August Numbers Show Portugal Adding Jobs Even as Unemployment Ticks Up

For many Portuguese households the latest labour-market snapshot feels like a mixed bag: unemployment nudged up ever so slightly in August even as the overall number of people in work reached its highest level in more than a quarter-century. The new figures, released by the National Statistics Institute (INE), paint a picture of an economy that continues to absorb workers but is starting to lose some of the turbo-charged momentum of early summer.
The post-holiday uptick
A provisional jobless rate of 6.1 % for August means the country added roughly 4 000 unemployed compared with July. Economists attribute the modest rise to the gradual winding down of seasonal contracts in tourism and agriculture once the peak vacation period ends. Last year the same month produced a sharper jump, so the current movement is being read as a normalisation rather than an early warning of trouble ahead. Still, the 0.1-point increase is enough to remind policy-makers that the fight for full employment remains unfinished.
Record employment cushions the blow
Behind the headline, employment continued to climb. The INE estimates that more than 5.0 M people held a job in August, the largest figure since February 1998. Analysts highlight two drivers: a buttressing of industrial exports despite a slowing euro-area economy, and an acceleration in hiring linked to European recovery funds flowing into construction and green-tech projects. This dynamic kept the active population growing while the stock of inactive residents fell to the lowest level since the statistical series began, underscoring a labour market that stubbornly refuses to cool.

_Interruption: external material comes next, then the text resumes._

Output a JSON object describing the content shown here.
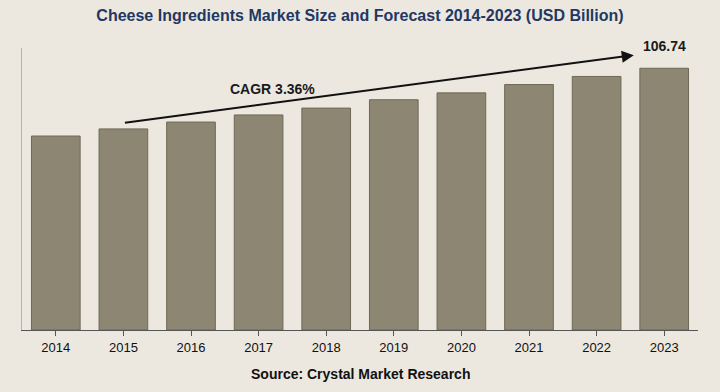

Youth joblessness finally retreats
Perhaps the most encouraging detail is the drop in the youth unemployment rate to 18.9 %, the best reading in more than 2 years. Government officials credit programmes such as Programa +Talento and Garantia Jovem for steering thousands of graduates into paid internships that eventually translated into open-ended contracts. Even so, the figure is three times the national average, reminding parents and recent graduates alike that Portugal still faces a structural challenge in giving young talent reasons to stay rather than pursue careers abroad.
Slack beneath the surface
The labour-force data contain a less publicised metric that deserves attention: the 10.4 % work-underutilisation rate. This broader gauge, which lumps together part-timers eager for longer hours and discouraged jobseekers temporarily on the sidelines, rose 0.3 points from July. Rising underemployment suggests that while headline unemployment is historically low, not every contract offers the stability or pay workers need in the face of stubbornly high rents and energy bills.
How Portugal stacks up against Europe
August also saw the euro-area unemployment rate inch up to 6.3 %, meaning Portugal continued to hover just below the bloc average. Forecasts for 2026 from the Bank of Portugal, European Commission and IMF all cluster around 6.3–6.4 %, implying that Lisbon is likely to remain in sync with continental peers. The alignment has an upside: international investors view Portugal as a safe bet within Southern Europe, reinforcing the flow of foreign capital into real estate, tech hubs and renewable energy.
Policy watch: incentives and risks ahead
With growth expected to moderate next year, attention is turning to whether the current arsenal of labour-market incentives will be enough. The government is doubling down on the Contrato-Geração scheme, which rewards firms that hire both a young worker and someone unemployed for more than a year, and on an exceptional measure allowing long-term unemployed to keep part of their benefit when they accept a full-time job. Economists warn, however, that the real test will come when European funds taper off and higher interest rates curb investment appetite. If companies start trimming payrolls, the cushion built in recent quarters could quickly thin.
For now, though, Portugal remains a case study in how a small open economy can generate jobs even as its bigger neighbours falter. Whether August’s small uptick ends up as a blip or the first sign of fatigue will hinge on the autumn hiring season—and on the ability of Lisbon’s policy toolbox to keep the labour engine humming.